Indigenous people already have a significantly lower life expectancy that non-Indigenous people, and a higher incidence of chronic disease. There is evidence that people living with HIV and on antiretroviral therapy have higher than expected risk of cardiovascular disease, kidney disease, liver disease, malignancy, and some neurological disease.

Tobin said access and affordability of medication will be a big issue for Indigenous Australians. ANA is pushing to have HIV classified alongside a range of chronic illnesses in Close the Gap funding, not only because it will reduce the costs of ART treatments but also help with the ‘double whammy’ of “older person illnesses” that both people with HIV and Indigenous people tend to get earlier.

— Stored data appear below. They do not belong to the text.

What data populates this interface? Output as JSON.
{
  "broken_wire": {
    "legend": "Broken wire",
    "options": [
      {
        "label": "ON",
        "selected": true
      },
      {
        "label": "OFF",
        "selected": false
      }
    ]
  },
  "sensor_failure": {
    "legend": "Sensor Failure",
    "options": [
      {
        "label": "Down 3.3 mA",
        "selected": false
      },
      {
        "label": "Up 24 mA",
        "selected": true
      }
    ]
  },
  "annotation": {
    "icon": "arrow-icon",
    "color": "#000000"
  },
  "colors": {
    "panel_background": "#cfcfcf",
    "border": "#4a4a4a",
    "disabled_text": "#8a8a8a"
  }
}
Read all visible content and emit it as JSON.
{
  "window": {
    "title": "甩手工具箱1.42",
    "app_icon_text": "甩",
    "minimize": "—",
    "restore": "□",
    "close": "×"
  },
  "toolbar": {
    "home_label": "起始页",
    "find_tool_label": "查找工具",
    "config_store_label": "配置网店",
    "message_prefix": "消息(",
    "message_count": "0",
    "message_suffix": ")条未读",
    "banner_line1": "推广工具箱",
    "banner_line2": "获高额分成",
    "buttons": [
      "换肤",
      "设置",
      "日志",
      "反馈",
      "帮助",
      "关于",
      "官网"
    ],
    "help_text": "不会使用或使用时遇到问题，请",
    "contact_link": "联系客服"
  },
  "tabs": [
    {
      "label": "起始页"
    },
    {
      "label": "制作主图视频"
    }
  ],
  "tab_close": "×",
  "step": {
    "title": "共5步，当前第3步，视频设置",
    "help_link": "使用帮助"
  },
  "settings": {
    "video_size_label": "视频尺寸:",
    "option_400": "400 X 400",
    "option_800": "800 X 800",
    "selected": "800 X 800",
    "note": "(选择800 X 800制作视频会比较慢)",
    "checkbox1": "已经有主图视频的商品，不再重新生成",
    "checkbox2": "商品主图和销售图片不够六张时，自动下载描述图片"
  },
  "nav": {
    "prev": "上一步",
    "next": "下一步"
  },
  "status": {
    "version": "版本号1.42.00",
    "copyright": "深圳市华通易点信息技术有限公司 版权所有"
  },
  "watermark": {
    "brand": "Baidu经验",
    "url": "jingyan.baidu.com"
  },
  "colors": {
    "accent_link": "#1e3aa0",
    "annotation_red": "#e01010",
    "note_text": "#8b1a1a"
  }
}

For Tobin, HIV-related early onset of menopause was a big surprise. “I never thought that was something that would happen to me in my late 30s,” she said. “It was a reminder that getting older was coming a lot quicker for some of us women, an additional fight with HIV and ageing.”

Neville Fazulla, chair of the Positive Aboriginal Torres Strait Islander Network (PATSIN), said improving access to antiretroviral treatment and better adherence in the Indigenous community was improving health outcomes for Indigenous people: “People are starting to actually feel better and live longer,” he said.

But he said that will raise issues around providing appropriate aged care facilities and support for families, and also underlines concern about the Federal Government’s crackdown on people on disability benefits, with many people living with HIV unable to work.

Dr Andrew Jolivette, Associate Professor and Department Chair in American Indian Studies at San Francisco State University, said he has been HIV positive for almost 12 years, and will have to face the health implications of being on complex medication for years.

He says native communities have to shape a model of care that “speaks to our own cultures and traditions, that care for our elders” and to focus not on a “cure”, which he says is a very Western colonial concept, but on the notion of “healing”.

“Spirituality has to be part of our medicine too, not just pills.”

Doris Peltier, from the Canadian Aboriginal AIDS Network, agreed, saying she was very ill when she was diagnosed at the AIDS stage, with five different chronic conditions at the same time. She “bounced back to life” when she went onto antiretroviral treatment, but she said her recovery was not around medication alone.

“At the same time a shift had happened in my life, where I connected back to my people, my home community and my family. That was a healing process for me, it was the process of going home after being disconnected for so long.”